Mit Spannung war erwartet worden, wie der Staatsfonds sich bei der Kapitalerhöhung verhalten würde. Nun ist klar: Frisches Geld hat er nicht mehr in die Hand genommen. Der WSF hatte ein Viertel seiner Anteile vorab auf den Markt geworfen sowie einen Teil der Bezugsrechte verkauft; mit dem Erlös kaufte er neue Lufthansa-Aktien. "Die Teilnahme des WSF an der Kapitalerhöhung dient dem Ziel der zügigen Beendigung der staatlichen Stabilisierungsmaßnahmen", betonte die Finanzagentur des Bundes.

98,4 Prozent der Bezugsrechte seien ausgeübt worden, die die Lufthansa mit einem deutlichen Abschlag zu 3,58 Euro angeboten hatte, erklärte der Konzern. Die restlichen Aktien wurden über den Markt verkauft. "Eine so hohe Annahmequote ist ein großer Erfolg und zeigt, dass die Lufthansa ihre Investoren voll überzeugen konnte", sagte Investmentbanker Julian Schoof, der die Transaktion für die Deutsche Bank begleitet hatte. "Die Öffnung des Luftreiseverkehrs in die USA hat Lufthansa während der Bezugsperiode zusätzlich Rückenwind verschafft." An der Börse kosteten Lufthansa-Papiere am Mittwoch 5,89 Euro.

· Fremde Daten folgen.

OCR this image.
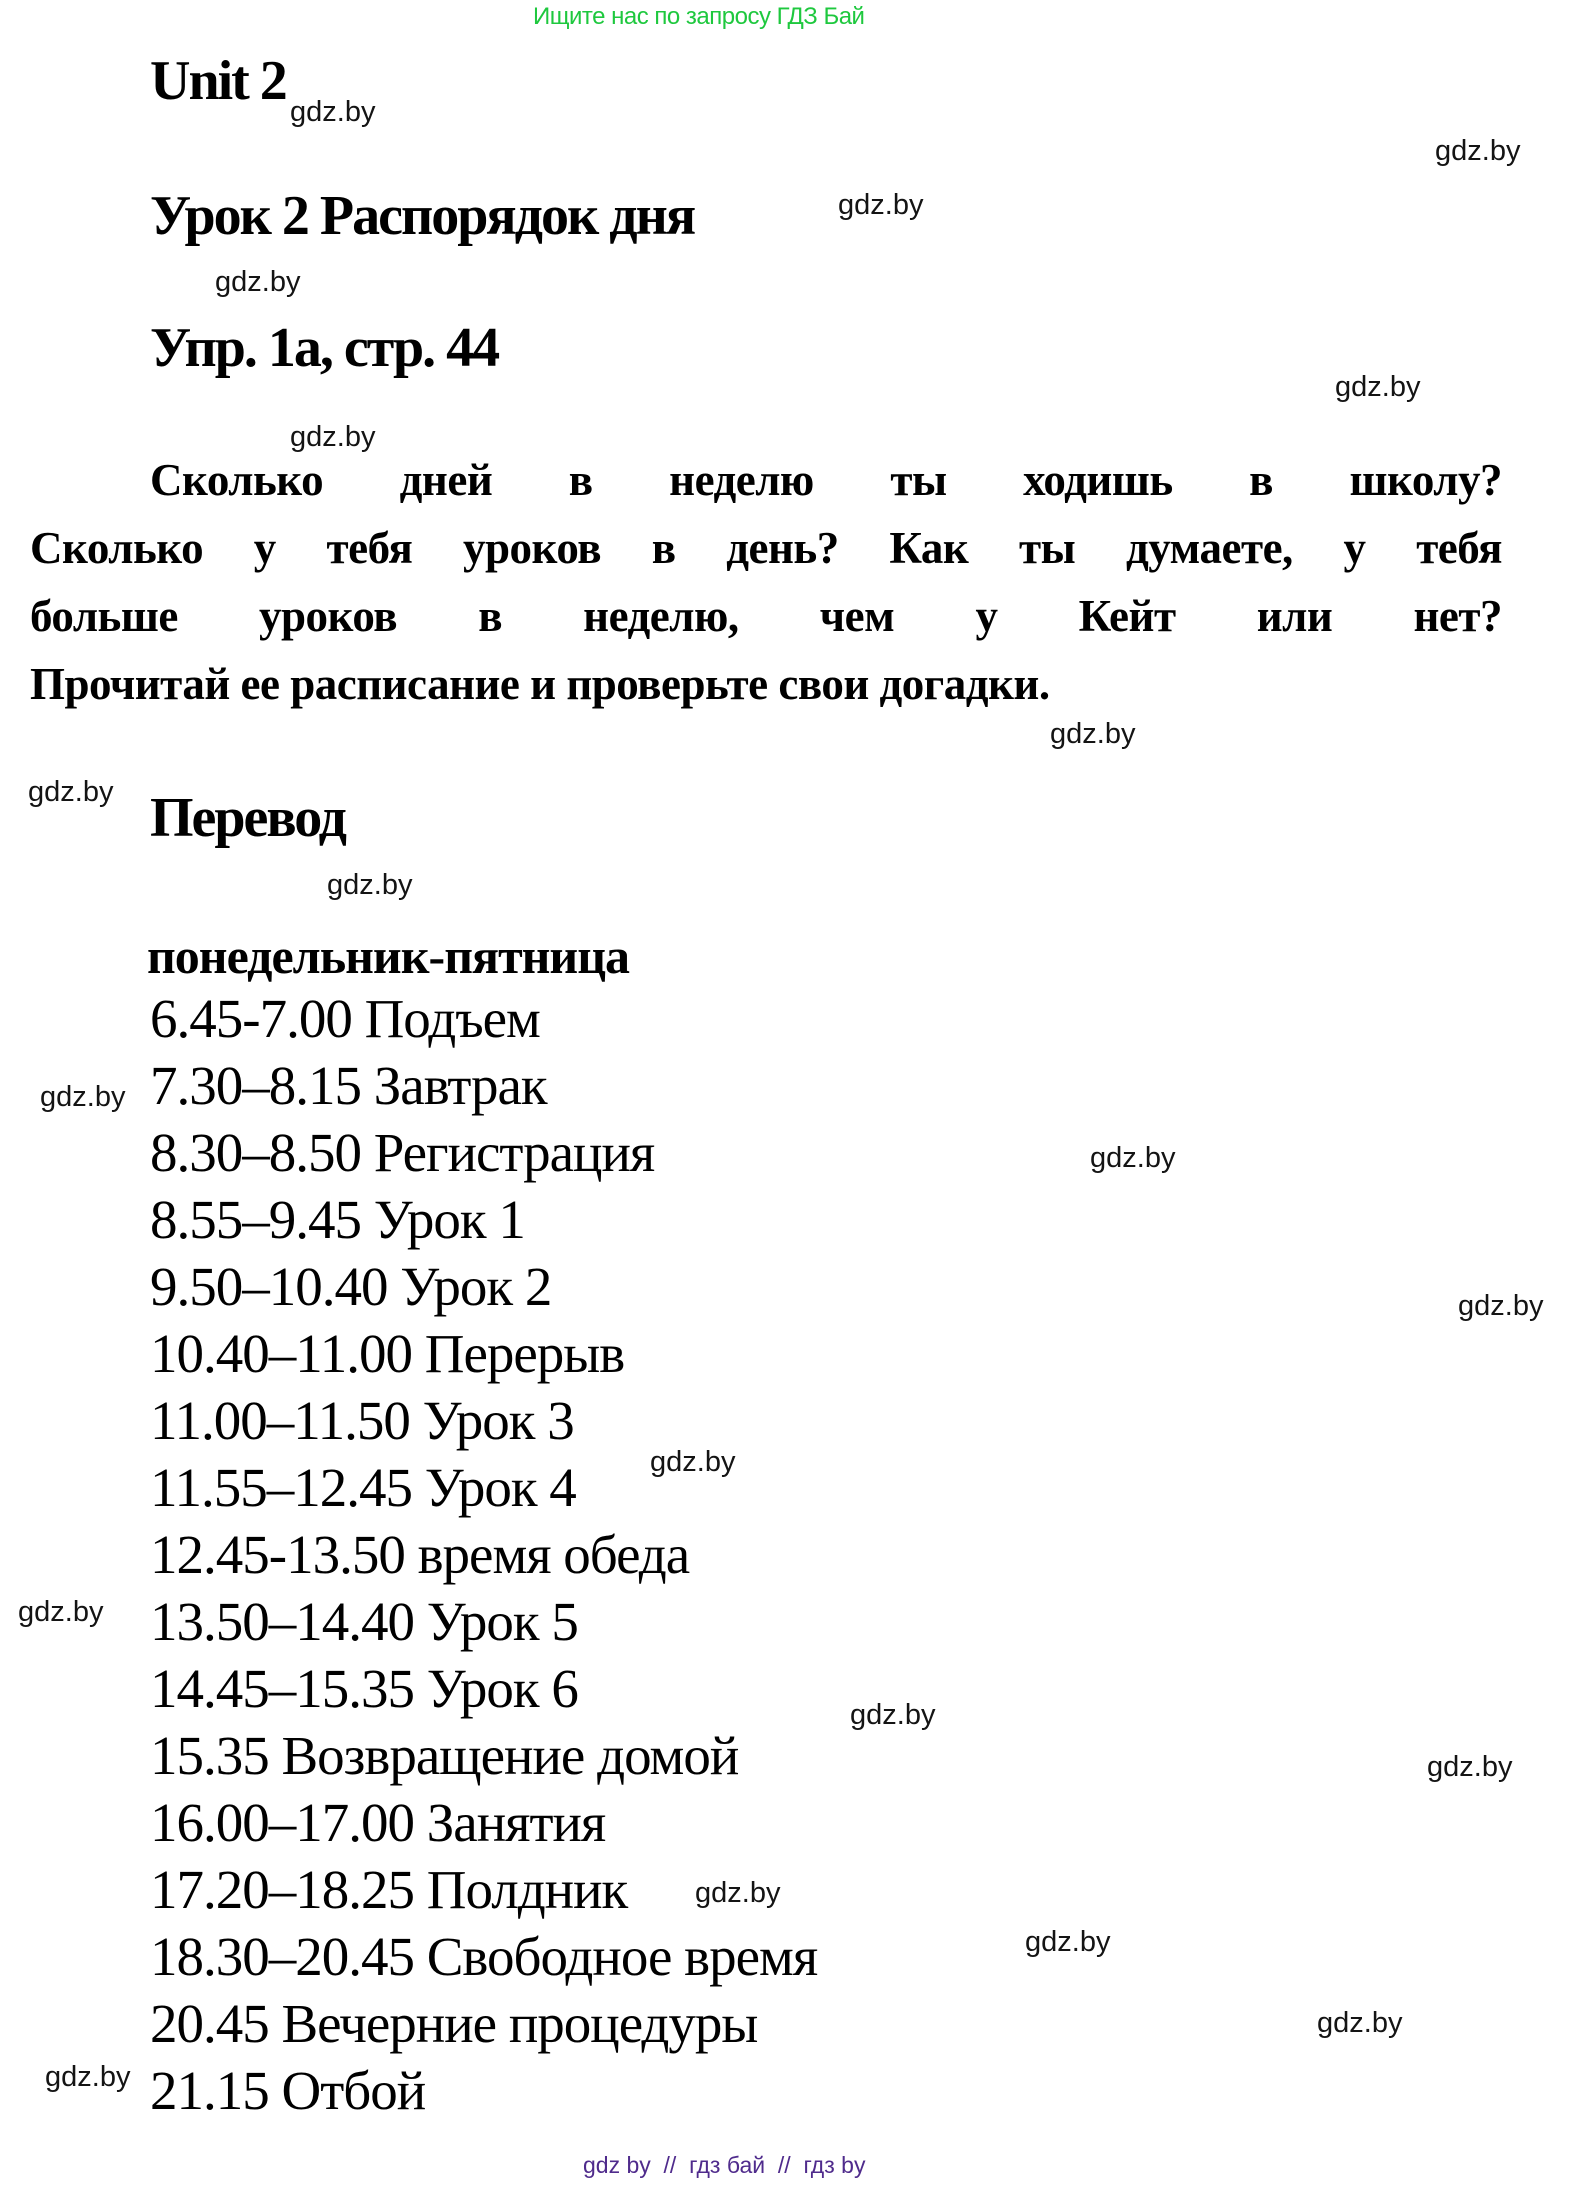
Ищите нас по запросу ГДЗ Бай
Unit 2
Урок 2 Распорядок дня
Упр. 1а, стр. 44
Сколько дней в неделю ты ходишь в школу?
Сколько у тебя уроков в день? Как ты думаете, у тебя
больше уроков в неделю, чем у Кейт или нет?
Прочитай ее расписание и проверьте свои догадки.
Перевод
понедельник-пятница
6.45-7.00 Подъем
7.30–8.15 Завтрак
8.30–8.50 Регистрация
8.55–9.45 Урок 1
9.50–10.40 Урок 2
10.40–11.00 Перерыв
11.00–11.50 Урок 3
11.55–12.45 Урок 4
12.45-13.50 время обеда
13.50–14.40 Урок 5
14.45–15.35 Урок 6
15.35 Возвращение домой
16.00–17.00 Занятия
17.20–18.25 Полдник
18.30–20.45 Свободное время
20.45 Вечерние процедуры
21.15 Отбой
gdz.by
gdz.by
gdz.by
gdz.by
gdz.by
gdz.by
gdz.by
gdz.by
gdz.by
gdz.by
gdz.by
gdz.by
gdz.by
gdz.by
gdz.by
gdz.by
gdz.by
gdz.by
gdz.by
gdz.by
gdz by  //  гдз бай  //  гдз by
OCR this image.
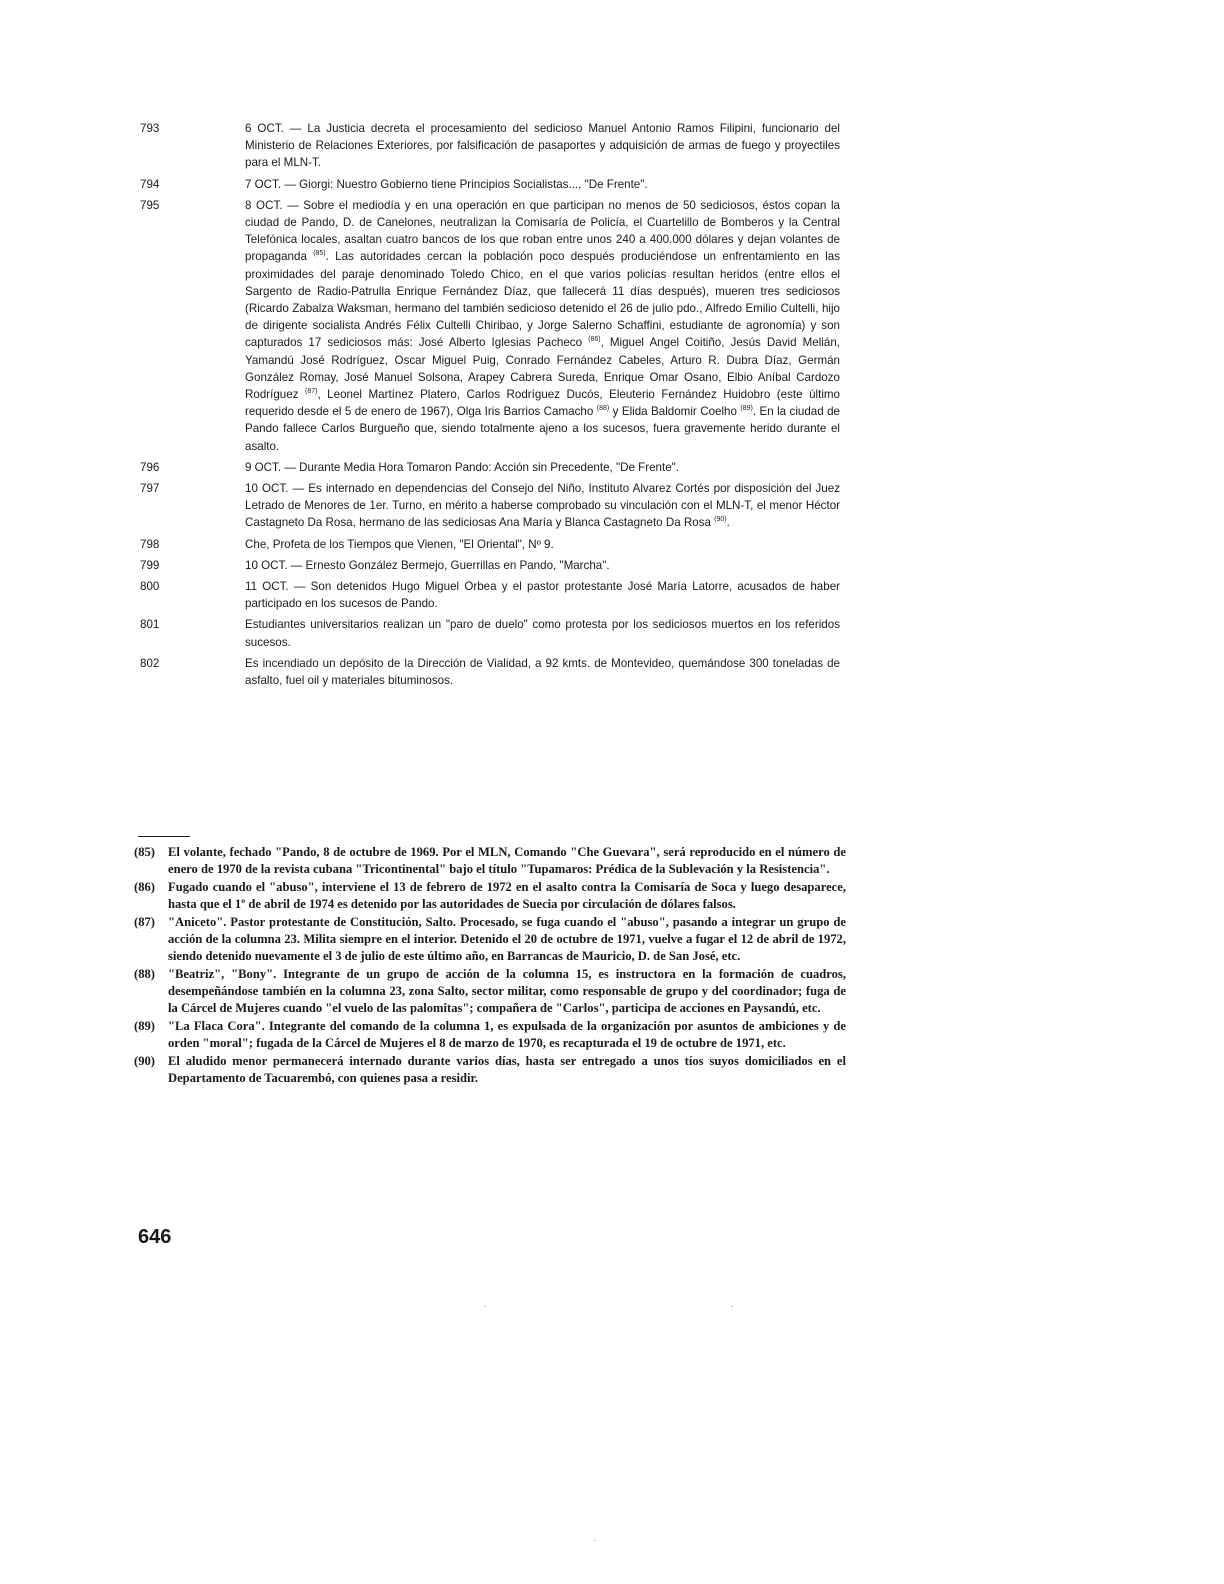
793	6 OCT. — La Justicia decreta el procesamiento del sedicioso Manuel Antonio Ramos Filipini, funcionario del Ministerio de Relaciones Exteriores, por falsificación de pasaportes y adquisición de armas de fuego y proyectiles para el MLN-T.
794	7 OCT. — Giorgi: Nuestro Gobierno tiene Principios Socialistas..., "De Frente".
795	8 OCT. — Sobre el mediodía y en una operación en que participan no menos de 50 sediciosos, éstos copan la ciudad de Pando, D. de Canelones, neutralizan la Comisaría de Policía, el Cuartelillo de Bomberos y la Central Telefónica locales, asaltan cuatro bancos de los que roban entre unos 240 a 400.000 dólares y dejan volantes de propaganda $^{(85)}$. Las autoridades cercan la población poco después produciéndose un enfrentamiento en las proximidades del paraje denominado Toledo Chico, en el que varios policías resultan heridos (entre ellos el Sargento de Radio-Patrulla Enrique Fernández Díaz, que fallecerá 11 días después), mueren tres sediciosos (Ricardo Zabalza Waksman, hermano del también sedicioso detenido el 26 de julio pdo., Alfredo Emilio Cultelli, hijo de dirigente socialista Andrés Félix Cultelli Chiribao, y Jorge Salerno Schaffini, estudiante de agronomía) y son capturados 17 sediciosos más: José Alberto Iglesias Pacheco $^{(86)}$, Miguel Angel Coitiño, Jesús David Melián, Yamandú José Rodríguez, Oscar Miguel Puig, Conrado Fernández Cabeles, Arturo R. Dubra Díaz, Germán González Romay, José Manuel Solsona, Arapey Cabrera Sureda, Enrique Omar Osano, Elbio Aníbal Cardozo Rodríguez $^{(87)}$, Leonel Martínez Platero, Carlos Rodríguez Ducós, Eleuterio Fernández Huidobro (este último requerido desde el 5 de enero de 1967), Olga Iris Barrios Camacho $^{(88)}$ y Elida Baldomir Coelho $^{(89)}$. En la ciudad de Pando fallece Carlos Burgueño que, siendo totalmente ajeno a los sucesos, fuera gravemente herido durante el asalto.
796	9 OCT. — Durante Media Hora Tomaron Pando: Acción sin Precedente, "De Frente".
797	10 OCT. — Es internado en dependencias del Consejo del Niño, Instituto Alvarez Cortés por disposición del Juez Letrado de Menores de 1er. Turno, en mérito a haberse comprobado su vinculación con el MLN-T, el menor Héctor Castagneto Da Rosa, hermano de las sediciosas Ana María y Blanca Castagneto Da Rosa $^{(90)}$.
798	Che, Profeta de los Tiempos que Vienen, "El Oriental", Nº 9.
799	10 OCT. — Ernesto González Bermejo, Guerrillas en Pando, "Marcha".
800	11 OCT. — Son detenidos Hugo Miguel Orbea y el pastor protestante José María Latorre, acusados de haber participado en los sucesos de Pando.
801	Estudiantes universitarios realizan un "paro de duelo" como protesta por los sediciosos muertos en los referidos sucesos.
802	Es incendiado un depósito de la Dirección de Vialidad, a 92 kmts. de Montevideo, quemándose 300 toneladas de asfalto, fuel oil y materiales bituminosos.
(85)	El volante, fechado "Pando, 8 de octubre de 1969. Por el MLN, Comando "Che Guevara", será reproducido en el número de enero de 1970 de la revista cubana "Tricontinental" bajo el título "Tupamaros: Prédica de la Sublevación y la Resistencia".
(86)	Fugado cuando el "abuso", interviene el 13 de febrero de 1972 en el asalto contra la Comisaría de Soca y luego desaparece, hasta que el 1º de abril de 1974 es detenido por las autoridades de Suecia por circulación de dólares falsos.
(87)	"Aniceto". Pastor protestante de Constitución, Salto. Procesado, se fuga cuando el "abuso", pasando a integrar un grupo de acción de la columna 23. Milita siempre en el interior. Detenido el 20 de octubre de 1971, vuelve a fugar el 12 de abril de 1972, siendo detenido nuevamente el 3 de julio de este último año, en Barrancas de Mauricio, D. de San José, etc.
(88)	"Beatriz", "Bony". Integrante de un grupo de acción de la columna 15, es instructora en la formación de cuadros, desempeñándose también en la columna 23, zona Salto, sector militar, como responsable de grupo y del coordinador; fuga de la Cárcel de Mujeres cuando "el vuelo de las palomitas"; compañera de "Carlos", participa de acciones en Paysandú, etc.
(89)	"La Flaca Cora". Integrante del comando de la columna 1, es expulsada de la organización por asuntos de ambiciones y de orden "moral"; fugada de la Cárcel de Mujeres el 8 de marzo de 1970, es recapturada el 19 de octubre de 1971, etc.
(90)	El aludido menor permanecerá internado durante varios días, hasta ser entregado a unos tíos suyos domiciliados en el Departamento de Tacuarembó, con quienes pasa a residir.
646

TUI BAUT AUF WACHSENDE REISELUST

TUI war vom deutschen Staat mit 4,3 Milliarden Euro gestützt worden, weil die Pandemie den Reiseverkehr über die Grenzen fast vollständig hatte zusammenbrechen lassen. 1,3 Milliarden Euro gab es in Form einer Stillen Einlage, drei Milliarden als Kredit der KfW. Von letzterem hatte sie 375 Millionen Euro genutzt, die mit der Kapitalerhöhung zurückgezahlt werden sollen. Die Banken-Kreditlinie über knapp 1,5 Milliarden Euro soll mit dem Erlös um fast die Hälfte schrumpfen. Die neuen Aktien können für 2,15 Euro bis zum 26. Oktober gezeichnet werden, zehn für je 21 TUI-Aktien. An der Frankfurter Börse kosteten sie am Mittwoch 3,84 Euro. Der russische Großaktionär Alexej Mordaschow sicherte zu, voll mitzuziehen und seine Beteiligung von 32 Prozent damit zu halten.

TUI warb bei den Anlegern mit dem Verweis auf die wachsende Reiselust um Vertrauen: Die Zahl der Kunden sei im Juli und August mit 2,6 Millionen doppelt so hoch gewesen wie in dem von der Corona-Krise geprägten Hochsommer 2020. In Deutschland und den Niederlanden lägen die Buchungen inzwischen sogar deutlich über dem Niveau des Vorkrisenjahres 2019. Der britische Markt erhole sich, nachdem die Regierung die Corona-Auflagen gelockert habe. "Wo immer staatliche Reisebeschränkungen aufgehoben sind, sehen wir sofort die schnelle Rückkehr des Geschäfts", hieß es.

Für den Winter plant TUI mit 60 bis 80 Prozent des normalen Programms. Bei Langstreckenzielen werde sich die Erholung aber noch länger hinziehen. Im nächsten Jahr könne sich das Geschäft wieder annähernd auf dem Vorkrisenniveau einpendeln. Die Buchungen für den nächsten Sommer lägen um 54 Prozent, der Durchschnittspreis 15 Prozent über dem vergleichbaren Stand für den Sommer 2019. Die beliebtesten Reiseziele seien die Türkei, Florida, Griechenland und Zypern.

Finanziell werde TUI nach der zweiten Kapitalerhöhung wieder auf soliden Füßen stehen, hieß es in der Mitteilung. Im vierten Quartal werde die Verschuldung insgesamt um 2,2 Milliarden auf 6,5 Milliarden Euro sinken.